И Нина весело рассмеялась и подбежала к лужице. Не говоря ни слова, она опустилась на колени, нимало не заботясь о чистоте рук и коленей. Затем протянула руку и осторожно, чтобы не замутить памяти о последнем пролившемся дожде, коснулась поверхности. Но в то же мгновение отдернула ладонь, точно ужаленная, закричала от ужаса и вскочила на ноги.

— Что, что случилось? — в беспокойстве окрикнул ее Вадим.

Нина, не говоря ни слова, в страхе протягивала руку к воде.

— Там… — сдавленно выговорила она. — Смотрит… на меня…

Он подошел и взял ее за руку.

Со дна лужицы на Вадима смотрела кукла в розовом платье. Все было, как и давеча, только лицом кукла теперь как две капли воды походила на Нину. Точно куклу делали с нее. Она смотрела широко раскрытыми глазами. Молодые люди, завороженные странным, почти мистическим зрелищем, не могли оторвать от него глаз.

А потом Нина неожиданно бросилась в воду, расплескивая лужу ногами, и принялась ожесточенно топтать и давить каблуком розовую куклу. При этом она все время норовила попасть ей в лицо, изломать, расплющить и, в конце концов, уничтожить.

— Гадина! Гадина! — в слезах кричала она, и мутные брызги летели у нее из-под ног.

Куклы уже не было видно в грязи, взбаламученной со дна, а Нина все еще била ее, топтала, размазывая слезы по лицу кулачком, точно позабыв не только о стоящем рядом озадаченном Вадиме, но и вообще обо всем на свете. Наконец молодой человек силой вытащил ее из воды, несколько раз встряхнул, приводя в чувство, и горячо зашептал прямо в лицо девушки:

— Ты что, Нина?! Какая муха тебя укусила?

Но Нина только мотала головой, безвольно и исступленно, точно и сама теперь была этой куклой — с пустыми бессмысленными глазами, в которых медленно угасали злоба и ненависть, уступая место отчаянию и тоске. А в голове Вадима вновь тревожно вспыхнули и покачивались разноцветными фонариками странно знакомые и почти уже совсем понятные в своей горечи и безнадеге слова:

«ТАНЦЕВАТЬ В ИСКАЖЕННОМ ВИДЕ СТРОГО ВОСПРЕЩАЕТСЯ!»

«Если ты проверяешь на прочность действительность, тем самым неизбежно делаешь это и с собой. Опасные танцы…» — подумал он.

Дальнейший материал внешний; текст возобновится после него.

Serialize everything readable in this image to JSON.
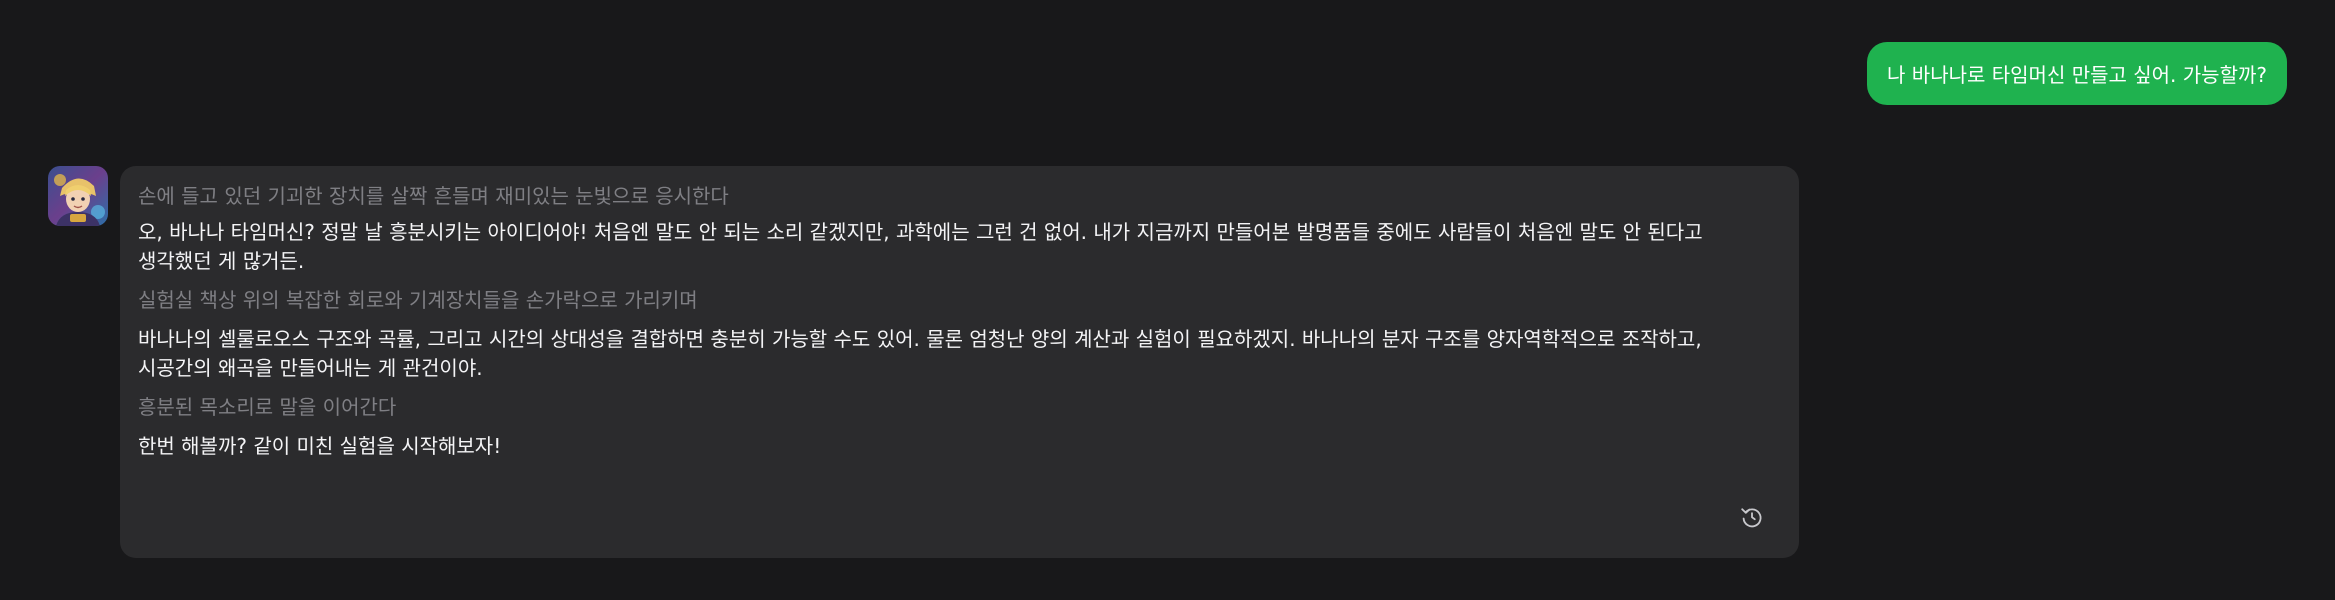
{
  "user_message": {
    "text": "나 바나나로 타임머신 만들고 싶어. 가능할까?"
  },
  "bot_message": {
    "avatar_icon": "character-avatar",
    "blocks": [
      {
        "type": "action",
        "text": "손에 들고 있던 기괴한 장치를 살짝 흔들며 재미있는 눈빛으로 응시한다"
      },
      {
        "type": "dialogue",
        "text": "오, 바나나 타임머신? 정말 날 흥분시키는 아이디어야! 처음엔 말도 안 되는 소리 같겠지만, 과학에는 그런 건 없어. 내가 지금까지 만들어본 발명품들 중에도 사람들이 처음엔 말도 안 된다고 생각했던 게 많거든."
      },
      {
        "type": "action",
        "text": "실험실 책상 위의 복잡한 회로와 기계장치들을 손가락으로 가리키며"
      },
      {
        "type": "dialogue",
        "text": "바나나의 셀룰로오스 구조와 곡률, 그리고 시간의 상대성을 결합하면 충분히 가능할 수도 있어. 물론 엄청난 양의 계산과 실험이 필요하겠지. 바나나의 분자 구조를 양자역학적으로 조작하고, 시공간의 왜곡을 만들어내는 게 관건이야."
      },
      {
        "type": "action",
        "text": "흥분된 목소리로 말을 이어간다"
      },
      {
        "type": "dialogue",
        "text": "한번 해볼까? 같이 미친 실험을 시작해보자!"
      }
    ],
    "regenerate_icon": "regenerate-icon"
  },
  "colors": {
    "background": "#18181a",
    "user_bubble": "#1fb24f",
    "bot_bubble": "#2b2b2d",
    "action_text": "#7f7f84",
    "dialogue_text": "#f4f4f6"
  }
}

А потом все опять закончилось и плавно перелистнулось, словно началась новая страница или завершился предыдущий куплет. Кто-то показывает мне картинки, решил Вадим, и горько посмеивается над моим непониманием их сюжетов. А, может, просто невидимые музыканты оставили тему и взялись за импровизации?

Вокруг, куда ни кинь взгляд, лежали серые заледенелые снега. Промозглый утренний ветер выдувал огромный ноздреватый сугроб посреди старого двора, окаймленного высокими, но уже изрядно покосившимися домами частного сектора. Вадим поднял голову и сразу же увидел знакомую лестницу: деревянные ступени, шаткие перила, круто забиравшие вверх, высокая трехцветная дверь и рядом — занавешенное оконце с неизменным цветком, выглядывавшим из-за края древнего пожелтевшего тюля.

Ступенька чуть слышно, электрически задрожала под ногой, и молодой человек замер на мгновение, прислушиваясь к собственным ощущениям. Это не было страхом падения, неловкого, глупого, но вполне уместного на прогнившей деревянной лестнице, по которой, наверное, ходят теперь все больше кошки и птицы. Вадим смущенно улыбнулся и покачал головой. Улыбка, однако же, сослужила ему плохую службу.

На стук ответили довольно быстро. Пожилая женщина, заспанная и нечесаная, открыла ему покосившуюся, обитую древним коричневым дерматином дверь. Она некоторое время подозрительно вглядывалась в улыбающееся лицо незнакомого человека, что заявился к ней в дом ни свет ни заря. А ведь все нормальные люди покуда еще чинно отсыпаются в преддверии бурных возлияний новогодней ночи.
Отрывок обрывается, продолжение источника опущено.